Attempts to expand the workshop's scope—adding such items as wallpaper to its limited program of industrial licenses, and establishing branches in Berlin, New York and Zurich—were not particularly successful. The Werkstätte's financial situation grew desperate due to the effects of the war and the onset of the worldwide Depression in 1929. In the 1932 it was compelled to declare bankruptcy and closed.

==Legacy==
With its avant-garde, artistic, yet timeless designs, the Wiener-Werkstaette-Stil influenced generations of architects and designers in the 20th century. The Bauhaus movement in Germany, Art Deco in America from 1920 to 1940, Scandinavian design from 1940 to 1960 (see for example Arne Jacobsen), as well as Italian design (see Mario Bellini) between 1960 and 1980, were all strongly influenced by the Wiener Werkstätte.
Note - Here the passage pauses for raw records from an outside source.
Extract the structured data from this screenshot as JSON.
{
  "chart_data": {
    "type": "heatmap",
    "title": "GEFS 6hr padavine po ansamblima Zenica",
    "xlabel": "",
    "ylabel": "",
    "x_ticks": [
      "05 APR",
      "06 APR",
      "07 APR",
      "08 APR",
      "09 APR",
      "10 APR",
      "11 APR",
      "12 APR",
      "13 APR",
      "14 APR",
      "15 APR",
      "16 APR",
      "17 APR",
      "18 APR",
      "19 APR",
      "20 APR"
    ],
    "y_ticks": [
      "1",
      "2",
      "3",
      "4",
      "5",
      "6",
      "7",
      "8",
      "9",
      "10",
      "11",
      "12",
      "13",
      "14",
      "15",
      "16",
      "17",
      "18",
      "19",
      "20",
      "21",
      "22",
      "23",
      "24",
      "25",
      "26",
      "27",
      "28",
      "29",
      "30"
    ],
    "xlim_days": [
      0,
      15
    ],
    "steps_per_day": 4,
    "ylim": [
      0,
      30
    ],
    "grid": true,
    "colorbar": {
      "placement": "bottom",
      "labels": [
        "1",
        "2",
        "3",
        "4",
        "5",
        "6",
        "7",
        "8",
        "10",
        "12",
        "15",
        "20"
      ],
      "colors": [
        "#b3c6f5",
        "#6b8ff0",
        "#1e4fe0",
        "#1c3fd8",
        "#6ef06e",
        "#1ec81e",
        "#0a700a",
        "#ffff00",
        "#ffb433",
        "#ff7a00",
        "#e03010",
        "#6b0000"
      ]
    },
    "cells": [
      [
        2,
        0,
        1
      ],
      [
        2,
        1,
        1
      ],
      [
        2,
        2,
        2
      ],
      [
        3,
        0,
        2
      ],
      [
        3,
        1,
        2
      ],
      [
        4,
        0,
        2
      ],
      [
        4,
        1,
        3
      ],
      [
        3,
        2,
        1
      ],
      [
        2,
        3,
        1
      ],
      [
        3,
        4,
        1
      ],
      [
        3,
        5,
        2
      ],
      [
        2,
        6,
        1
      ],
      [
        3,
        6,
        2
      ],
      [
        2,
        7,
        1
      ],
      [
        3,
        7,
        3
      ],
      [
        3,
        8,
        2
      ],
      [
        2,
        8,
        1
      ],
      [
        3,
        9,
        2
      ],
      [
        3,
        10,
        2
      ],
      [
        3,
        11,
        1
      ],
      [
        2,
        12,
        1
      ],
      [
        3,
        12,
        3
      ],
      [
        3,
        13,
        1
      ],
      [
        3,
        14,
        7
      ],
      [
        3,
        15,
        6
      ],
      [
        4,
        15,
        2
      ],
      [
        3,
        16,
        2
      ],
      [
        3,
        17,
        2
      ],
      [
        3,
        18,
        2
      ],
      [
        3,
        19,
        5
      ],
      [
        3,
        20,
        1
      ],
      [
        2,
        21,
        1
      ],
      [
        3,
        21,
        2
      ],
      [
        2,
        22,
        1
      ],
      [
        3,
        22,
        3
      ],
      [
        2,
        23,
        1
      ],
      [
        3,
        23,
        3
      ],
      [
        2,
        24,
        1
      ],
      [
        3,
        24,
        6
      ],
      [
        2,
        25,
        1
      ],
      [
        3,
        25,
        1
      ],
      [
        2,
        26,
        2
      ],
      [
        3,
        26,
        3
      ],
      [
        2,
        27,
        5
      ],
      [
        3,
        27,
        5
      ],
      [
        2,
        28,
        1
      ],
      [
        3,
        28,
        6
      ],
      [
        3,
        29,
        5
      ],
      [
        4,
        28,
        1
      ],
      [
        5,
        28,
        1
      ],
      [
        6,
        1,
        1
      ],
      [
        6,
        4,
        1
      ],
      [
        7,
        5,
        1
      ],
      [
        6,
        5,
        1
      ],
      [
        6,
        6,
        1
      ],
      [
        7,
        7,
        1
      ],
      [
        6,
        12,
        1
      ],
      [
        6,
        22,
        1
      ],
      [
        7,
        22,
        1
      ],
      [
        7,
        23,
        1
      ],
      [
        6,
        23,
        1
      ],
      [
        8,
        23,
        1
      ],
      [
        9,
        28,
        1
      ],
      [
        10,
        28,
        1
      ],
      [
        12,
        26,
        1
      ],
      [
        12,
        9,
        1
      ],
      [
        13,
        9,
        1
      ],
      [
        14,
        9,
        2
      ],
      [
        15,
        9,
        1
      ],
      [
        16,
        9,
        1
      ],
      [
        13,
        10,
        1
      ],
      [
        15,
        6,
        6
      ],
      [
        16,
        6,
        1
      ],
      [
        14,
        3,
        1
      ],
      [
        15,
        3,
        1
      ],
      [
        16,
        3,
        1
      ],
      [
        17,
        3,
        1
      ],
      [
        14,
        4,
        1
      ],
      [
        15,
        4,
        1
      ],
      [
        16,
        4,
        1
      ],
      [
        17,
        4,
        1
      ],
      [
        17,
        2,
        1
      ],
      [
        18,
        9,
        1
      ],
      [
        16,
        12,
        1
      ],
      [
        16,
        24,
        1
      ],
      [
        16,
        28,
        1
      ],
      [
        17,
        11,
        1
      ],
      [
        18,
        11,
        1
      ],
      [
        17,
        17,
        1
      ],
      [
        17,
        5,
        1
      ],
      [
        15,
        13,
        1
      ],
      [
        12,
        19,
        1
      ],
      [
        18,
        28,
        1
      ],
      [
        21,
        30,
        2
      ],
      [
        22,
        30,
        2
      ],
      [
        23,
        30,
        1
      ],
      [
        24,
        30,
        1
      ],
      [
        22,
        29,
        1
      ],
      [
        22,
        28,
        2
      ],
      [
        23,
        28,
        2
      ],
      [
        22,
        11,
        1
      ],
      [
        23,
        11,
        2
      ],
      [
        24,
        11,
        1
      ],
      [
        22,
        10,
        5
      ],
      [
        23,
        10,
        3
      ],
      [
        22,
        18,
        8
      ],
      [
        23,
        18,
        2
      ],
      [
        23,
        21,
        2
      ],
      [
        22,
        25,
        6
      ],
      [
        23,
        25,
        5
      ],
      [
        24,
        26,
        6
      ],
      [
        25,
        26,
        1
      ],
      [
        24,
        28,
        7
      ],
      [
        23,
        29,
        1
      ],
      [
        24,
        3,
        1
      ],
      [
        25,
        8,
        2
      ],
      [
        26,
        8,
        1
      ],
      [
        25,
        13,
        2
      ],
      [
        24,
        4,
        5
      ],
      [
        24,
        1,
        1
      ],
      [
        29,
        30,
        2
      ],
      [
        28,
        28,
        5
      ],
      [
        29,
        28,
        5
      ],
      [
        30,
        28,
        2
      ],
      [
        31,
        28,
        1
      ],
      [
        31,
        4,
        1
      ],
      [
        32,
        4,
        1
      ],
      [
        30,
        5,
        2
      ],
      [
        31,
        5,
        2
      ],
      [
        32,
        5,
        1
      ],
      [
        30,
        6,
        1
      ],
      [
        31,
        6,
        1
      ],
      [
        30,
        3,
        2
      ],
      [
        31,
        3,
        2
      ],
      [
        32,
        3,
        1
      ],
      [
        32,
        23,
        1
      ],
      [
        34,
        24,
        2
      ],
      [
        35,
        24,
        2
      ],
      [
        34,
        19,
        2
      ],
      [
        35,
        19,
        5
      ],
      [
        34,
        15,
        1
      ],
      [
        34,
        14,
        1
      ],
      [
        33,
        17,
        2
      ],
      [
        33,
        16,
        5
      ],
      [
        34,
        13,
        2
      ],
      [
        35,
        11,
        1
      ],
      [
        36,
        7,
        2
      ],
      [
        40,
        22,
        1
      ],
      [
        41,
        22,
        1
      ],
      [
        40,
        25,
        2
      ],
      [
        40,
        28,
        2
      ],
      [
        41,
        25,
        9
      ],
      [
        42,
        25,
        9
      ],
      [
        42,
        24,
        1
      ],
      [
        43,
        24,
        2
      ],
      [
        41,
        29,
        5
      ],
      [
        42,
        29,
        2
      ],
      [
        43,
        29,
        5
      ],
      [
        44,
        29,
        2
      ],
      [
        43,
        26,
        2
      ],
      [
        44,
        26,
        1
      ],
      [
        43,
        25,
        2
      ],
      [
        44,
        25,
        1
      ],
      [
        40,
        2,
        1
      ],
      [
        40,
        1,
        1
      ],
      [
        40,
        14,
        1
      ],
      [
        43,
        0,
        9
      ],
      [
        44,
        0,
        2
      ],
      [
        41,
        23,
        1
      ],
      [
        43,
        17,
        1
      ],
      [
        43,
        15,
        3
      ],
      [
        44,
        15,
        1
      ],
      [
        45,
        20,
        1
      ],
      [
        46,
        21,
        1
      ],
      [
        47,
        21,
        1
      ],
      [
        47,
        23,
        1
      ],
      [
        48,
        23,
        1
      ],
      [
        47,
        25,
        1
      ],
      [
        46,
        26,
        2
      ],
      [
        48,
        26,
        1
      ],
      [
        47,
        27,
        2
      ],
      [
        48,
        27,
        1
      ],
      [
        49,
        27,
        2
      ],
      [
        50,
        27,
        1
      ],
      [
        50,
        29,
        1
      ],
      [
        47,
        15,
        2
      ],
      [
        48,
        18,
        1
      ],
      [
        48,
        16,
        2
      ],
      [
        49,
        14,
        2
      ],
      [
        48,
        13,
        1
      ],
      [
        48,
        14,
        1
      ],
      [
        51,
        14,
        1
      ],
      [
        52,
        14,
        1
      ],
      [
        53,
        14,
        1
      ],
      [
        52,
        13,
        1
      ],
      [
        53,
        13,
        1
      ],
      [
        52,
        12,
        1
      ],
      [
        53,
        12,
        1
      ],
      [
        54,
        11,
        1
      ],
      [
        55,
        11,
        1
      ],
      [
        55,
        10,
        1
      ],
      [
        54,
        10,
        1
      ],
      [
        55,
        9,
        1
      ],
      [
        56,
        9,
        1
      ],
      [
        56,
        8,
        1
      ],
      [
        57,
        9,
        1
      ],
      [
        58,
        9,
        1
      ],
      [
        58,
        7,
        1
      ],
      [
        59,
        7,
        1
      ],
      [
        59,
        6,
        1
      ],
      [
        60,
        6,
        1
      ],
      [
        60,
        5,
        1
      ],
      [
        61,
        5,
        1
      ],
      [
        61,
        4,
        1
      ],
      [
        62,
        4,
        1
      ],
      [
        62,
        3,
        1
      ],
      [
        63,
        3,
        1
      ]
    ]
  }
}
The Bauhaus movement continued Wiener Werkstätte's emphasis on geometric shapes and simplistic design, and relied on many of the founding principles that Hoffmann and Moser had hoped the Wiener Werkstätte including its focus on mass production through the use of affordable materials and simplistic designs.

A work considered representative of the Wiener Werkstätte's design is the Stoclet Palace in Brussels, which was designed as a Gesamtkunstwerk of the company Wiener Werkstätte. In 2009 it was declared a UNESCO World Heritage site and a digital twin will guide any future maintenance work.

The fashion accessory designs of Dagobert Peche have endured and detached from the Gesamtkunstwerk to be carried around in public.

The chocolate company Altmann & Kühne uses many of the designs of the company for its chocolate boxes, as does Demel.

In 2026, an exhibit known as "Modernity and Opulence: Women of the Wiener Werkstätte" was opened at The Jewish Museum in New York City, primarily featuring Vally Wieselthier and Felice Rix-Ueno, among others.